Il faut croire qu'avec un nom de dot com, Jean-Louis Borloo, ministre désigné plâtrier de la fracture sociale et délégué réparateur d'ascenseur social en panne, ne pouvait éviter le piège de la creuse bulle spéculative à coup de milliards virtuels.
Si pourtant je pense qu'il pose les bonnes questions et fonde son projet sur des éléments fondamentaux comme notamment celui du logement, je n'en suis pas moins convaincu qu'il s'est fait rouler dans la raffarine : annoncer 13 milliards pour dans 5 ans, c'est pas un plan quinquennal déguisé, c'est une promesse à la Messier.
C'est pourtant bien d'une visibilité sur l'avenir dont le pays a besoin et l'idée d'un plan progressif et à moyen terme est certainement une pertinente solution pour envisager le futur sous des auspices meilleurs (et pas que les hospices d'ailleurs, les maisons de retraite aussi, et climatisées s'il vous plait).

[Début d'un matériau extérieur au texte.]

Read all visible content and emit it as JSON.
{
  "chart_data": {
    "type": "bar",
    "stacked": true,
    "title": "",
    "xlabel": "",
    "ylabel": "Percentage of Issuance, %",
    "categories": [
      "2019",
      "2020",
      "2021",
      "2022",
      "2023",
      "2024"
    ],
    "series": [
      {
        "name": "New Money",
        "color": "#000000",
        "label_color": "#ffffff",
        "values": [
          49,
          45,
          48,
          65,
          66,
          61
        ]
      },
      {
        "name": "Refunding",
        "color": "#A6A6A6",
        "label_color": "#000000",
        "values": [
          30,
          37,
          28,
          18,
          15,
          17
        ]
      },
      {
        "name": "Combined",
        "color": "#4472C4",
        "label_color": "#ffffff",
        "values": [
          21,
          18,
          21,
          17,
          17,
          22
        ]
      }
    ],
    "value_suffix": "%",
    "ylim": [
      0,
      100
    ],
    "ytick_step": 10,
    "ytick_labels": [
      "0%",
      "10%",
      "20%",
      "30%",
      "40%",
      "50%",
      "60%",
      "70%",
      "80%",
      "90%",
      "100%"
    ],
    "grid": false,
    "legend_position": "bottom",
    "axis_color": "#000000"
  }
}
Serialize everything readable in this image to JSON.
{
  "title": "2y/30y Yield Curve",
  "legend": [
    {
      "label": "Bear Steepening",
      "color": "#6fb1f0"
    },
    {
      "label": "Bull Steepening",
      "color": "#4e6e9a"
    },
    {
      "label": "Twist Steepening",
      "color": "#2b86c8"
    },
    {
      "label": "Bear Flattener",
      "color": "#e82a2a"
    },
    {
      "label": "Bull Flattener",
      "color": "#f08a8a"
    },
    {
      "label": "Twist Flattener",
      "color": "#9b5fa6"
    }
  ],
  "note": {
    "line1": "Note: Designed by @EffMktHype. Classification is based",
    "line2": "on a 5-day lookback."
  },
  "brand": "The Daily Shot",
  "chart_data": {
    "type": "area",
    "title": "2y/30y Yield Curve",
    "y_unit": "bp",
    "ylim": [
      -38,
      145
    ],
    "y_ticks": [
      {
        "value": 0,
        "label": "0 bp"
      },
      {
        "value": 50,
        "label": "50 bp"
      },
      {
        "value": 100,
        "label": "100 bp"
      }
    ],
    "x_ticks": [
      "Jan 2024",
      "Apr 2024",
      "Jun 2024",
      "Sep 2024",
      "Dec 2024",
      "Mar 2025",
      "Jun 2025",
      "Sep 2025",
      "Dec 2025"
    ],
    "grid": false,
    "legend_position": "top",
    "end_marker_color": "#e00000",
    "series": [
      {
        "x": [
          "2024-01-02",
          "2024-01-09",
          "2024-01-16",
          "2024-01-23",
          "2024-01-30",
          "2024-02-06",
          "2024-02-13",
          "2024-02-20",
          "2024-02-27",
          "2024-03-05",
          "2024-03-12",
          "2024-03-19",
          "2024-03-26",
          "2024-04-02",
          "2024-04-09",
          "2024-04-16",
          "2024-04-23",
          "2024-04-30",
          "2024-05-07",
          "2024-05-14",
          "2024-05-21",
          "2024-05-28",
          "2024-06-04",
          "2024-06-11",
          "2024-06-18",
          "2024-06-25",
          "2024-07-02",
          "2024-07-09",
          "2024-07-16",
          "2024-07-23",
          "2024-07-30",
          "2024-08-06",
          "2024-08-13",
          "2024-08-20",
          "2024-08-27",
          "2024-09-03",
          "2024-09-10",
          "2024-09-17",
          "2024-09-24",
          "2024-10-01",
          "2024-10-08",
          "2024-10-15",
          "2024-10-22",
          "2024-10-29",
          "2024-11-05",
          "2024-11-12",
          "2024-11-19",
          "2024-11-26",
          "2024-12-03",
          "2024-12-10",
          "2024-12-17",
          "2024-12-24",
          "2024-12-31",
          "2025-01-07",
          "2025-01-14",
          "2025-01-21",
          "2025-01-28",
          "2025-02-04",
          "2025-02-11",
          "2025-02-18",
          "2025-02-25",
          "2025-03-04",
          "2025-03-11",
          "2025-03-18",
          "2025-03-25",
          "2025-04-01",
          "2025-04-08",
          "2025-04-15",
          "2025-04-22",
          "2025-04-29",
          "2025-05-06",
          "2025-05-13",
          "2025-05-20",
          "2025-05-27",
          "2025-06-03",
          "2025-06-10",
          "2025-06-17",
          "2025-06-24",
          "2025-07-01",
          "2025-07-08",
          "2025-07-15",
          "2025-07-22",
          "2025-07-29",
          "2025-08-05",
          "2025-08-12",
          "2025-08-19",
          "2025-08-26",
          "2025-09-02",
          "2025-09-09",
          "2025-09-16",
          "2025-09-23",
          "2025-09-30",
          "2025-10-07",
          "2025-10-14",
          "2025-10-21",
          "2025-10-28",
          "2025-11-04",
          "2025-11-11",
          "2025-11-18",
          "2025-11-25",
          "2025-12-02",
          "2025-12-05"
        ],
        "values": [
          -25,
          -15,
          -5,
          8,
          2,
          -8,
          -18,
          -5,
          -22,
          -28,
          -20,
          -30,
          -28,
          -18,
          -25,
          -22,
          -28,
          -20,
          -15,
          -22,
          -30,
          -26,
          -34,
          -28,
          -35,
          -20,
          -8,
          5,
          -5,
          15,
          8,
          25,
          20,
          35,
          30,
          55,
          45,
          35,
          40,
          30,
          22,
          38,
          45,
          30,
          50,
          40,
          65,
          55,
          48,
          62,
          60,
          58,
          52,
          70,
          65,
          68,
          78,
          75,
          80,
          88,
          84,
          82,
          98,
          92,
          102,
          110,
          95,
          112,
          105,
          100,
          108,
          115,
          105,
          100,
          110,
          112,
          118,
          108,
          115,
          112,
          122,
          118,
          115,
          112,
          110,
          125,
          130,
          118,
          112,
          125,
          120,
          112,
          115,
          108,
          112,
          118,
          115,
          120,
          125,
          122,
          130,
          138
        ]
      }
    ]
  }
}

Puisse un tel plan démarrer vraiment, aussi simpliste soit-il. Le XXième siècle n'a pas produit que des guerres et la misère a parfois été repoussée sur la base de piliers aussi évidents que ceux du travail et du logement. Comme en d'autres temps plus anciens encore le peuple réclamait du pain. Il n'est pas d'efforts démocrates qui soient vains.